À entendre certains, il n'y a pas de problèmes avec la survie du français au Québec. Pourtant, en 2014, le 2 % de francophones que nous sommes en Amérique du Nord est toujours entouré d'un bassin de 320 millions d'anglophones et, pression démographique oblige, le français se bat toujours pour sa survie surtout que la langue du commerce est maintenant l'anglais.
Le français régresse au Canada, selon des statistiques réalisées en 2011, comptant maintenant 21,7 % de la population totale du Canada alors qu'il était près de 25 % il y a quelques décennies.
Au Québec, le nombre de Québécois parlant uniquement le français est passé de 75,1 % à 72,8 % entre 2007 et 2012 et c'était la même proportion entre 2001 et 2006. Ce n'est pas tant en région qu'on s'en rend compte, mais surtout dans notre métropole, Montréal. On n'a qu'à se promener sur la rue Sainte-Catherine ou entrer dans une boutique pour n'entendre que de l'anglais. Souvent, on a même l'impression que s'adresser en français à un vendeur relève de la défiance.
J'ai vécu un incident l'année passée à une guérite de stationnement de l'aéroport Pierre-Elliot-Trudeau. Je me suis fait accueillir en anglais seulement par le préposé et lorsque j'ai demandé qu'on me parle en français on m'a répondu en anglais «Be gone!» (Disparaît).
À mon avis, cela reflète bien la mentalité de certains anglophones au Québec qui se disent au Canada et non au Québec et ne veulent rien savoir du français.
D'ailleurs, on attribue une part de la baisse du français au Québec au faible degré d'incitation du précédent gouvernement libéral vis-à-vis les nouveaux immigrants à apprendre le français comme langue de communication sociale.
À part Jean Lesage qui était un fier défenseur de la langue française, les gouvernements libéraux se sont toujours un peu fait tirer l'oreille pour défendre la survie du français au Québec. Il semble que pour eux, ce n'est pas une priorité et selon eux les gens qui s'en inquiètent se font des peurs pour rien.
Il est important qu'un gouvernement ait une politique linguistique définie et qu'il y accorde une priorité surtout en situation de survie.
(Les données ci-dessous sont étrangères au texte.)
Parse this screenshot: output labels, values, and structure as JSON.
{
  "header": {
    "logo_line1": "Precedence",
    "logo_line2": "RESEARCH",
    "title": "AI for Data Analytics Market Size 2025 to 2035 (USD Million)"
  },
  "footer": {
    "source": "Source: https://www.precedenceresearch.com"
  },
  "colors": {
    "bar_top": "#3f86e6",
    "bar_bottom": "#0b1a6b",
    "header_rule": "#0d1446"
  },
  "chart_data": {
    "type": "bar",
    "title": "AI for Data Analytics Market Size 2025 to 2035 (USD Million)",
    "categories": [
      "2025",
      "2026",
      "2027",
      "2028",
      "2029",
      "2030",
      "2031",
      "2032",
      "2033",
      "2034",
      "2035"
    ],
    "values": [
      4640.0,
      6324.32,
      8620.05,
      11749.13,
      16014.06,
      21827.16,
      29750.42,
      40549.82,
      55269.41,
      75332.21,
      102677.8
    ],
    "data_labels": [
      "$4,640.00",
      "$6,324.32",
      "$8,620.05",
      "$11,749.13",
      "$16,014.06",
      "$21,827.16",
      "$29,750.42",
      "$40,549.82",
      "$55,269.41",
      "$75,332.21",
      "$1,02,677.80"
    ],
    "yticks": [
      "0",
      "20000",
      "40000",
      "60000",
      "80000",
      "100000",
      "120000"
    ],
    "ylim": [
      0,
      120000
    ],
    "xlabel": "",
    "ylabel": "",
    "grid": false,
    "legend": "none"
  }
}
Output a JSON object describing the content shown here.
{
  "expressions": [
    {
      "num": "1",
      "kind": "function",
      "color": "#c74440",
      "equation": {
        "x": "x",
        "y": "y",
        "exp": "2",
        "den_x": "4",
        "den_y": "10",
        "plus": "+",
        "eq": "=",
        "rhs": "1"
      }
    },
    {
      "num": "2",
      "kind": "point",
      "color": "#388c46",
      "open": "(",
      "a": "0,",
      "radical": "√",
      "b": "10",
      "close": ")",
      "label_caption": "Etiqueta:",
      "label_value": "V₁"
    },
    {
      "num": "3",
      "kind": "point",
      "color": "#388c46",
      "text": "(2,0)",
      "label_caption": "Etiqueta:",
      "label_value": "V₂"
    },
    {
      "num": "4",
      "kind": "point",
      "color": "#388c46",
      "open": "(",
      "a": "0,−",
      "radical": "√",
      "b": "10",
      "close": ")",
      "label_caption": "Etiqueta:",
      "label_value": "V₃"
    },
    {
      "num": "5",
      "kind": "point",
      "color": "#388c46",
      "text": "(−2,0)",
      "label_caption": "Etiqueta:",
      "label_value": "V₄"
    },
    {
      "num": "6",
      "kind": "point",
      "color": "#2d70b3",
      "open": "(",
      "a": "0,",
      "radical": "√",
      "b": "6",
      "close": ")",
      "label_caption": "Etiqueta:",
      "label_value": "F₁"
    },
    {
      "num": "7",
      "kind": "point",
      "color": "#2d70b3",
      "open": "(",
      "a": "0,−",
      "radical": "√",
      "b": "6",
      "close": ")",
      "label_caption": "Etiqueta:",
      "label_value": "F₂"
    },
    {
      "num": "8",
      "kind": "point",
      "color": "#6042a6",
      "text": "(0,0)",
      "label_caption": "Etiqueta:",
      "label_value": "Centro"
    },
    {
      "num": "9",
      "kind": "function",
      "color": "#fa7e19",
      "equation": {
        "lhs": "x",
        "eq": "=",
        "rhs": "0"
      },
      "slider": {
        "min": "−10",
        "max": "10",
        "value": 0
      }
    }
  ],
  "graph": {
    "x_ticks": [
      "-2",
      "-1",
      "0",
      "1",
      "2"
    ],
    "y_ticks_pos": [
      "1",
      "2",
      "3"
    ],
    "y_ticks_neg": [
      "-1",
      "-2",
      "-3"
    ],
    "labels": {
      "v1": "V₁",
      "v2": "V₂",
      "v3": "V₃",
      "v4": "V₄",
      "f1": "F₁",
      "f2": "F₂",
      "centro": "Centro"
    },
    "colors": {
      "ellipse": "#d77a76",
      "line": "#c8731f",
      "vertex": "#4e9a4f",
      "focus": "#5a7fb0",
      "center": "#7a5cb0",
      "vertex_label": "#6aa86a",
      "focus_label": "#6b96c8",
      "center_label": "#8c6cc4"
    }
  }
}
Si on est trop complaisant envers notre situation linguistique celui qui est le plus gros et le plus pesant finira, à moyen ou à long terme, par prendre toute la place.
Alors, d'après vous, quel parti est le mieux placé pour défendre sans complaisance et avec fierté notre langue française au Québec? Je vous laisse le soin d'y réfléchir et d'y répondre.